Sheryl Have you tried mirrors that Kasper uses? Phil No, but I’m sure it would help. We plant everything on contours – we peg out where the trees will go, stick in a peg, put compost down first, newspaper and chip mulch on top, pull the stake out then put the plant in. We’re putting in a particular Lemon Myrtle (Backhousia citriodora) which has more beneficial oils and less of the off-flavours – from Limpinwood Nursery just outside Murwillumbah. We have two types of Davidson Plums – I have some of the North Qld type which grows out in full sun and is a lot more vigorous and fruits at a different time of the year. Some of the Jaboticaba came from Paul Recher’s place.
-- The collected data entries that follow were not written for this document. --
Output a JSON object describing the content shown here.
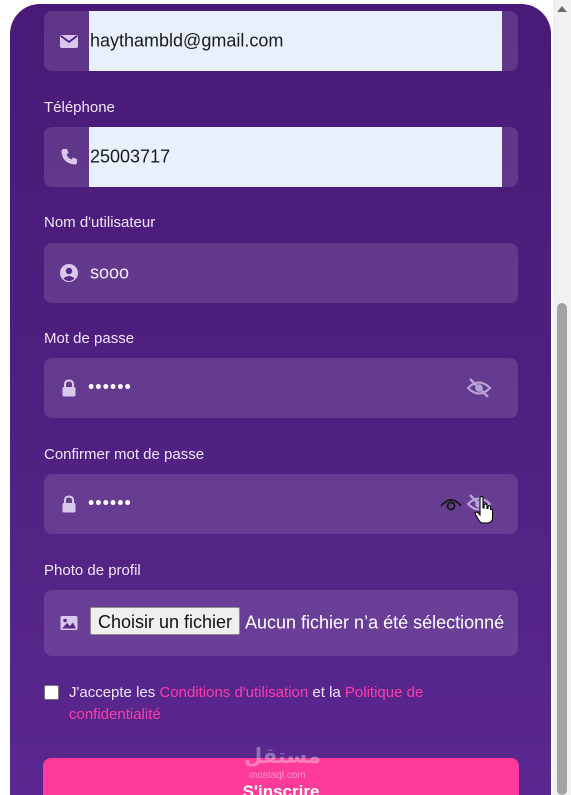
{
  "form": {
    "email": {
      "value": "haythambld@gmail.com",
      "icon": "envelope-icon"
    },
    "phone": {
      "label": "Téléphone",
      "value": "25003717",
      "icon": "phone-icon"
    },
    "username": {
      "label": "Nom d'utilisateur",
      "value": "sooo",
      "icon": "user-circle-icon"
    },
    "password": {
      "label": "Mot de passe",
      "masked_value": "••••••",
      "icon": "lock-icon",
      "toggle_icon": "eye-slash-icon"
    },
    "confirm_password": {
      "label": "Confirmer mot de passe",
      "masked_value": "••••••",
      "icon": "lock-icon",
      "toggle_icons": [
        "eye-icon",
        "eye-slash-icon"
      ]
    },
    "profile_photo": {
      "label": "Photo de profil",
      "button_label": "Choisir un fichier",
      "status": "Aucun fichier n’a été sélectionné",
      "icon": "image-icon"
    },
    "terms": {
      "prefix": "J'accepte les ",
      "conditions_link": "Conditions d'utilisation",
      "middle": " et la ",
      "privacy_link": "Politique de confidentialité",
      "checked": false
    },
    "submit_label": "S'inscrire"
  },
  "watermark": {
    "arabic": "مستقل",
    "latin": "mostaql.com"
  },
  "colors": {
    "card_top": "#4a1a78",
    "card_bottom": "#5a2890",
    "field_bg": "rgba(255,255,255,0.12)",
    "autofill_bg": "#e8f0fe",
    "accent_pink": "#ff3b9a",
    "link_pink": "#ff3da8",
    "label_text": "#f0e6fa"
  }
}
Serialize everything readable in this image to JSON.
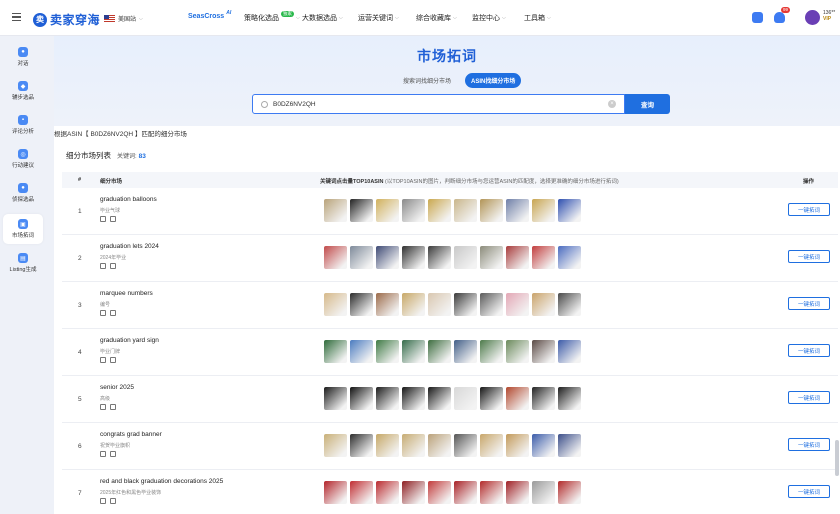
{
  "brand": {
    "logo_mark": "卖",
    "name": "卖家穿海"
  },
  "market": {
    "label": "美国站"
  },
  "nav": [
    {
      "label": "SeasCross",
      "sup": "AI",
      "active": true
    },
    {
      "label": "策略化选品",
      "sup": "独家"
    },
    {
      "label": "大数据选品"
    },
    {
      "label": "运营关键词"
    },
    {
      "label": "综合收藏库"
    },
    {
      "label": "监控中心"
    },
    {
      "label": "工具箱"
    }
  ],
  "notifications": {
    "count": "99"
  },
  "user": {
    "id": "136**",
    "plan": "VIP"
  },
  "sidebar": [
    {
      "label": "对话",
      "icon": "chat-icon"
    },
    {
      "label": "辅步选品",
      "icon": "compass-icon"
    },
    {
      "label": "评论分析",
      "icon": "comment-icon"
    },
    {
      "label": "行动建议",
      "icon": "target-icon"
    },
    {
      "label": "侦探选品",
      "icon": "person-icon"
    },
    {
      "label": "市场拓词",
      "icon": "search-market-icon",
      "active": true
    },
    {
      "label": "Listing生成",
      "icon": "document-icon"
    }
  ],
  "page": {
    "title": "市场拓词"
  },
  "tabs": [
    {
      "label": "搜索词找细分市场"
    },
    {
      "label": "ASIN找细分市场",
      "active": true
    }
  ],
  "search": {
    "value": "B0DZ6NV2QH",
    "button": "查询"
  },
  "result_note": "根据ASIN【 B0DZ6NV2QH 】匹配的细分市场",
  "list": {
    "title": "细分市场列表",
    "count_label": "关键词:",
    "count": "83"
  },
  "table": {
    "headers": {
      "idx": "#",
      "market": "细分市场",
      "top10": "关键词点击量TOP10ASIN",
      "top10_note": "(以TOP10ASIN的图片，判断细分市场与您运营ASIN的匹配度，选择更准确的细分市场进行拓词)",
      "action": "操作"
    },
    "action_label": "一键拓词",
    "rows": [
      {
        "idx": "1",
        "name": "graduation balloons",
        "cn": "毕业气球",
        "thumbs": [
          "#b9a37a",
          "#222222",
          "#d1b15c",
          "#8a8a8a",
          "#caa84f",
          "#c9b68b",
          "#b29456",
          "#6f7fa8",
          "#c8a550",
          "#2e4fb0"
        ]
      },
      {
        "idx": "2",
        "name": "graduation lets 2024",
        "cn": "2024年毕业",
        "thumbs": [
          "#c14a4a",
          "#7e8a9a",
          "#3e4a75",
          "#2f2f2f",
          "#3a3a3a",
          "#c8c8c8",
          "#8b8b7a",
          "#a83b3b",
          "#c23d3d",
          "#4a6bc0"
        ]
      },
      {
        "idx": "3",
        "name": "marquee numbers",
        "cn": "编号",
        "thumbs": [
          "#d6b98a",
          "#2b2b2b",
          "#9c6b4a",
          "#c8a867",
          "#d9c7b0",
          "#3a3a3a",
          "#5a5a5a",
          "#e3a7b5",
          "#caa36a",
          "#4a4a4a"
        ]
      },
      {
        "idx": "4",
        "name": "graduation yard sign",
        "cn": "毕业门牌",
        "thumbs": [
          "#2f6b3a",
          "#4a7bc0",
          "#3f7a45",
          "#356c4a",
          "#3d6d3f",
          "#425f88",
          "#4d7a4a",
          "#6b8a5c",
          "#5b4a45",
          "#3b5aa8"
        ]
      },
      {
        "idx": "5",
        "name": "senior 2025",
        "cn": "高级",
        "thumbs": [
          "#1a1a1a",
          "#111111",
          "#1c1c1c",
          "#151515",
          "#181818",
          "#d8d8d8",
          "#161616",
          "#b2472d",
          "#222222",
          "#1d1d1d"
        ]
      },
      {
        "idx": "6",
        "name": "congrats grad banner",
        "cn": "祝贺毕业旗帜",
        "thumbs": [
          "#c9b078",
          "#2d2d2d",
          "#c6a867",
          "#c7ac73",
          "#bba27a",
          "#555555",
          "#c8a66a",
          "#c39a5a",
          "#3b5caa",
          "#3c4f8a"
        ]
      },
      {
        "idx": "7",
        "name": "red and black graduation decorations 2025",
        "cn": "2025年红色和黑色毕业装饰",
        "thumbs": [
          "#b3242a",
          "#c12d32",
          "#bb2a2f",
          "#8e1f22",
          "#c23a3a",
          "#a92126",
          "#b32a2a",
          "#a02025",
          "#9a9a9a",
          "#b22a2a"
        ]
      }
    ]
  }
}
Another popular misconception is that the ground under lantana is magnificent – I had the soil tested to prove that it isn’t. When we clear a piece of land of lantana, we either sow millet if it’s spring or oats if it’s autumn and we do this immediately and anybody can come back here and check the creek and it will be clear there’s no erosion or soil loss in the wet season and it also increases organic matter. It’s a temporary crop and I don’t think it will re-grow next season. We don’t irrigate (except for the Blueberries). We have 40 hectares but they measure it on the flat and as we have 90 degree slopes we have about 300 hectares. Jude Get a horse. Phil I don’t like horses because they do a lot of damage to the ground and you don’t need a donkey when you’ve got six children!!! Rainfall is 1800mm.
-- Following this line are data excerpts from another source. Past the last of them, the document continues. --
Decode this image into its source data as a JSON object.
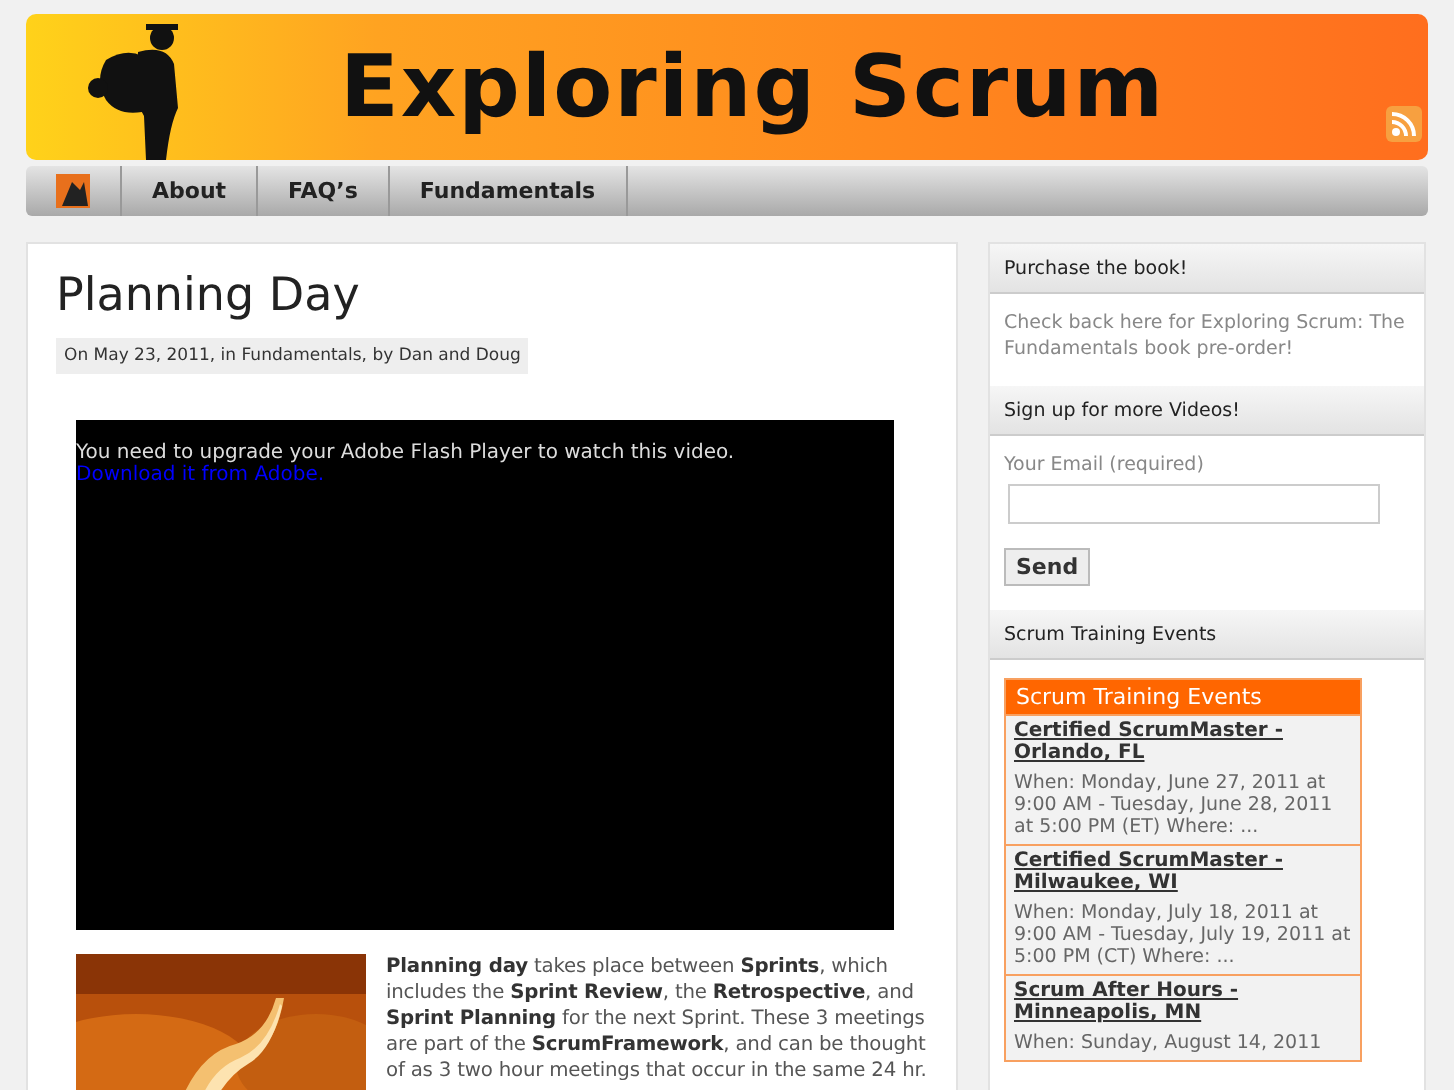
{
  "header": {
    "title": "Exploring Scrum"
  },
  "nav": {
    "items": [
      {
        "label": "About"
      },
      {
        "label": "FAQ’s"
      },
      {
        "label": "Fundamentals"
      }
    ]
  },
  "post": {
    "title": "Planning Day",
    "meta": "On May 23, 2011, in Fundamentals, by Dan and Doug",
    "video": {
      "message": "You need to upgrade your Adobe Flash Player to watch this video.",
      "link": "Download it from Adobe."
    },
    "body": "**Planning day** takes place between **Sprints**, which includes the **Sprint Review**, the **Retrospective**, and **Sprint Planning** for the next Sprint. These 3 meetings are part of the **ScrumFramework**, and can be thought of as 3 two hour meetings that occur in the same 24 hr."
  },
  "sidebar": [
    {
      "kind": "text",
      "title": "Purchase the book!",
      "text": "Check back here for Exploring Scrum: The Fundamentals book pre-order!"
    },
    {
      "kind": "form",
      "title": "Sign up for more Videos!",
      "label": "Your Email (required)",
      "button": "Send"
    },
    {
      "kind": "events",
      "title": "Scrum Training Events",
      "box_title": "Scrum Training Events",
      "events": [
        {
          "title": "Certified ScrumMaster - Orlando, FL",
          "when": "When: Monday, June 27, 2011 at 9:00 AM - Tuesday, June 28, 2011 at 5:00 PM (ET) Where: ..."
        },
        {
          "title": "Certified ScrumMaster - Milwaukee, WI",
          "when": "When: Monday, July 18, 2011 at 9:00 AM - Tuesday, July 19, 2011 at 5:00 PM (CT) Where: ..."
        },
        {
          "title": "Scrum After Hours - Minneapolis, MN",
          "when": "When: Sunday, August 14, 2011"
        }
      ]
    }
  ]
}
We’re making up total exclusion netting against the fruit fly following Dr. Dick Drew recommendation (he’s an Entomologist with the DPI) We get netting which is 1.8mm x 1.8mm cut the four corners off and put another strip around it and drop it over the entire tree and it’s the only thing that works so my plan is to keep all my trees down to that size and make a few more nets each year. They cost me $25.00 each – I got the netting from Vinyl Plastics at Beenleigh. Use 50% shading. It doesn’t matter if you have a gap at the bottom as fruit fly doesn’t go underneath and birds haven’t been a problem. The other thing we do to discourage fruit fly is to use bait traps and I went through all those complicated contraptions of cutting coke bottles in half and siliconing them back together and eventually I decided that the easiest thing to do was to put a hole in the top (Phil uses a small plastic drink container that has a blue lid). My tops are all colour coded according to the bait inside, so its easy to replace them. I found Wild May very good but don’t know if you can get it anymore. I’ve tried Bovril, urine, yeast – refer to my article I wrote in your newsletter a couple of years ago. In the NASAA bulletin there is a bait that has been approved in organic agriculture. (It is called Nu-Lure and will be available through Grow Force, Primac etc in 20 litre containers in November).
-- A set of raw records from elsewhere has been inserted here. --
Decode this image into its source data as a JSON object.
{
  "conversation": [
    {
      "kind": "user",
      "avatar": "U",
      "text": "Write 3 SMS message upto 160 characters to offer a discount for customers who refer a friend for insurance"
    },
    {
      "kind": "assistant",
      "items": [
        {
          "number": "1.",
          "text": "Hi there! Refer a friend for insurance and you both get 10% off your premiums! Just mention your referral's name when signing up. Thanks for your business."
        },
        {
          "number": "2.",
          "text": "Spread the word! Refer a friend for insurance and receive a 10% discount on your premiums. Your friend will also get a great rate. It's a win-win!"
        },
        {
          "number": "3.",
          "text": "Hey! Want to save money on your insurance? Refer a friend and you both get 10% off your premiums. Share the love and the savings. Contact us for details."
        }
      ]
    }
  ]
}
Soil pH should never be used as a guide to calcium requirements – base saturation is the appropriate guideline. Magnesium has more impact on soil pH than calcium so reducing calcium and increasing magnesium through excessive nitrogen will raise soil pH. Liming requirements based on pH levels are irrelevant in this context as calcium can still be deficient because magnesium has more impact on pH, if you reduce the calcium you can actually get a reduction in the pH if you use the wrong one.